Ahosan Abid Bin, Islam Forhadul, Mohi Uddin Khandaker Mohammad, Hasan Nahid, Uddin Md Ashraf
Department of Computer Science and Engineering, Dhaka International University, Dhaka, Bangladesh.
Department of Computer Science and Engineering, Southeast University, Dhaka, Bangladesh.
Digit Health. 2025 Jun 16;11:20552076251350755. doi: 10.1177/20552076251350755. eCollection 2025 Jan-Dec.
Hepatitis B virus (HBV) is a significant global health threat, responsible for severe liver diseases such as liver failure, cirrhosis, and hepatocellular carcinoma. The burden is especially high in low-income regions, where early diagnosis and treatment are critical for mitigating its impact. This study investigates the effectiveness of various machine learning (ML) techniques in predicting patient outcomes in HBV infection.
The Chi-squared test was used for feature selection to find the most important factors, which were later applied to train and evaluate various ML models. To address the class imbalance in the dataset, the Synthetic Minority Over-sampling Technique (SMOTE) was used to balance the data. SHapley Additive exPlanations (SHAP) and Local Interpretable Model-agnostic Explanations (LIME) were used to improve the models' interpretability.
Among individual models, Support Vector Machine (SVM) and Logistic Regression (LR) each achieved an accuracy of 92.5%. By implementing a Voting Classifier that combined SVM and LR, the overall accuracy was improved to 95%. The results showed that higher levels of some risk factors, especially in older patients, greatly raise the risk of death.

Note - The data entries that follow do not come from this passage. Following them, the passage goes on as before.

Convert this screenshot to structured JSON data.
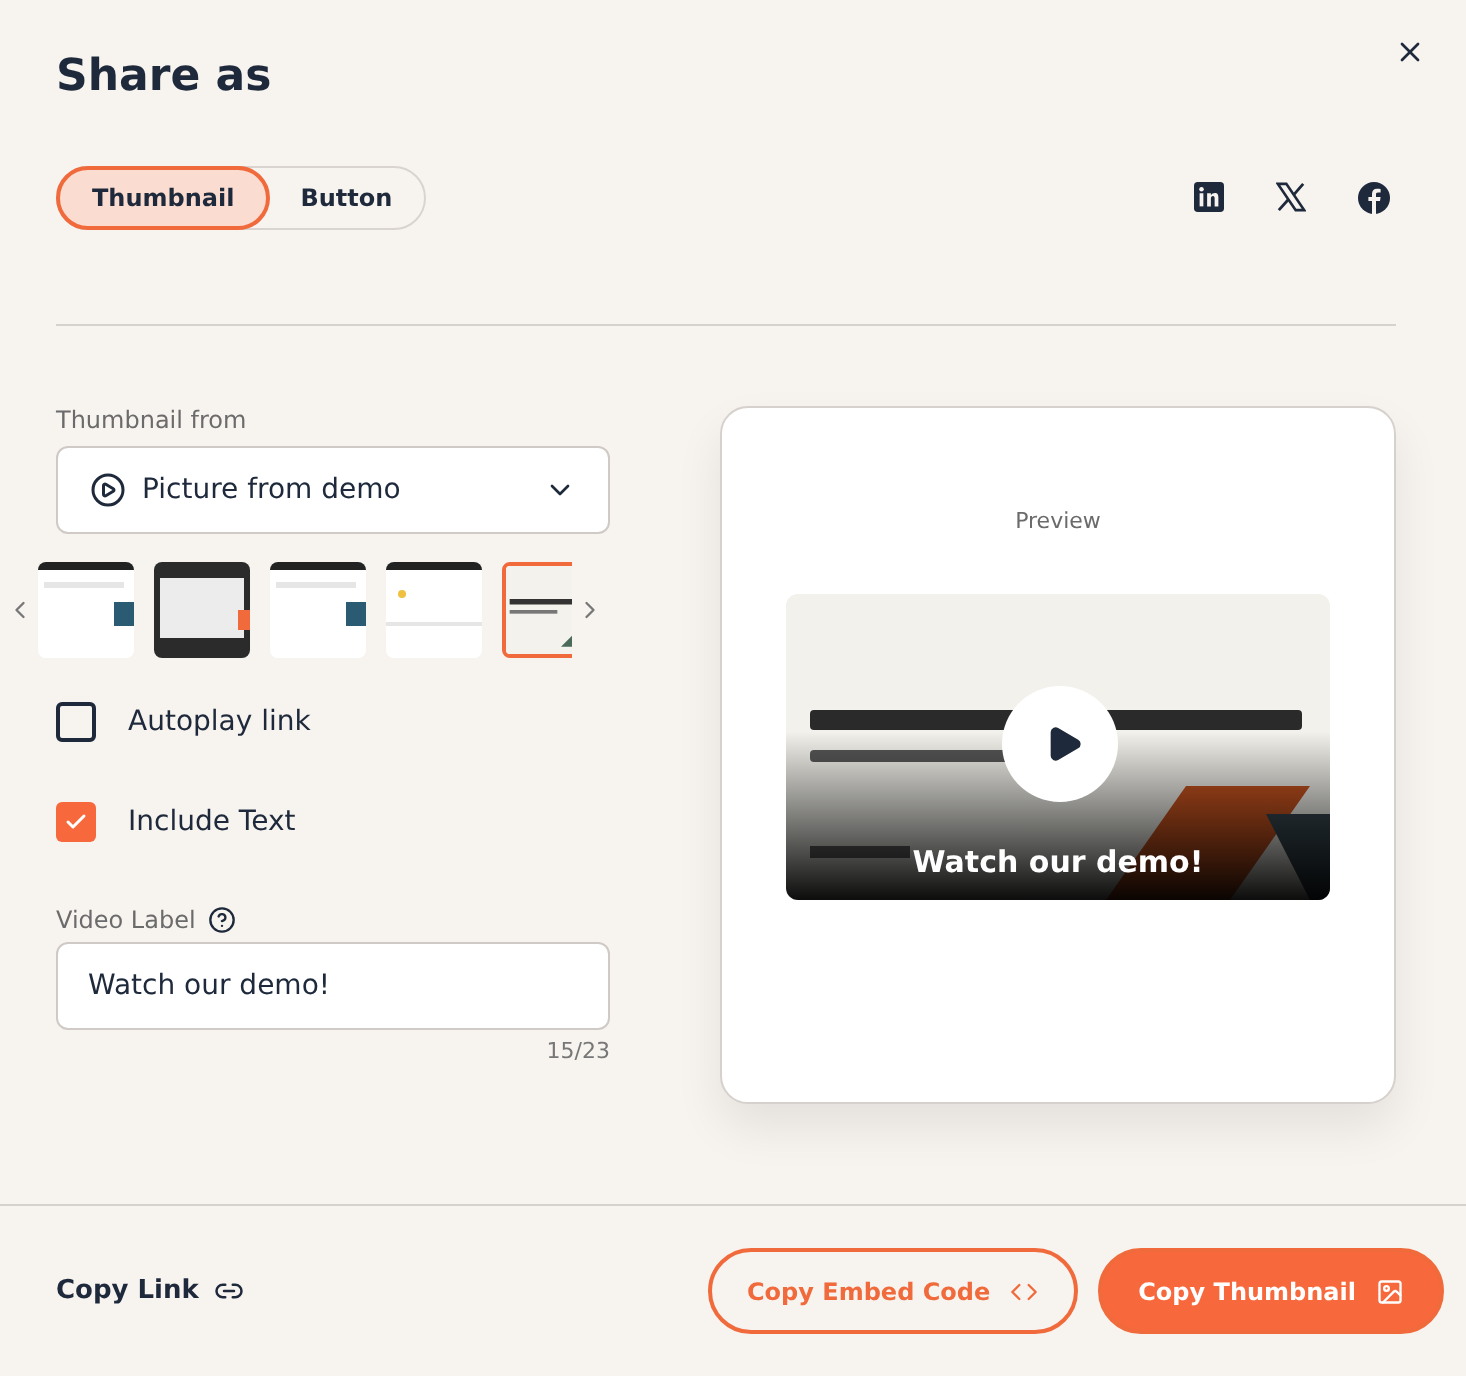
{
  "title": "Share as",
  "tabs": [
    {
      "label": "Thumbnail",
      "selected": true
    },
    {
      "label": "Button",
      "selected": false
    }
  ],
  "social": [
    {
      "kind": "linkedin"
    },
    {
      "kind": "x"
    },
    {
      "kind": "facebook"
    }
  ],
  "thumbnail_from": {
    "label": "Thumbnail from",
    "value": "Picture from demo"
  },
  "thumbnails": [
    {
      "kind": "light",
      "selected": false
    },
    {
      "kind": "dark",
      "selected": false
    },
    {
      "kind": "light",
      "selected": false
    },
    {
      "kind": "plain",
      "selected": false
    },
    {
      "kind": "slide",
      "selected": true
    }
  ],
  "options": [
    {
      "label": "Autoplay link",
      "checked": false
    },
    {
      "label": "Include Text",
      "checked": true
    }
  ],
  "video_label": {
    "label": "Video Label",
    "value": "Watch our demo!",
    "counter": "15/23"
  },
  "preview": {
    "title": "Preview",
    "overlay_text": "Watch our demo!"
  },
  "footer": {
    "link": "Copy Link",
    "buttons": [
      {
        "label": "Copy Embed Code",
        "kind": "outline"
      },
      {
        "label": "Copy Thumbnail",
        "kind": "filled"
      }
    ]
  }
}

These insights provide healthcare professionals and policymakers with valuable information to develop predicting better patient outcomes in HBV infection and patient care strategies.
乙型肝炎病毒(HBV)是全球重大的健康威胁,可导致严重的肝脏疾病,如肝衰竭、肝硬化和肝细胞癌。在低收入地区,这种负担尤为沉重,早期诊断和治疗对于减轻其影响至关重要。本研究调查了各种机器学习(ML)技术在预测HBV感染患者预后方面的有效性。
采用卡方检验进行特征选择,以找出最重要的因素,随后将这些因素应用于训练和评估各种ML模型。为解决数据集中的类别不平衡问题,使用合成少数过采样技术(SMOTE)来平衡数据。使用夏普利加法解释(SHAP)和局部可解释模型无关解释(LIME)来提高模型的可解释性。
在单个模型中,支持向量机(SVM)和逻辑回归(LR)的准确率均达到92.5%。通过实施结合SVM和LR的投票分类器,总体准确率提高到了95%。结果表明,某些风险因素水平较高,尤其是在老年患者中,会大大增加死亡风险。
这些见解为医疗保健专业人员和政策制定者提供了有价值的信息,有助于制定更好的HBV感染患者预后预测和患者护理策略。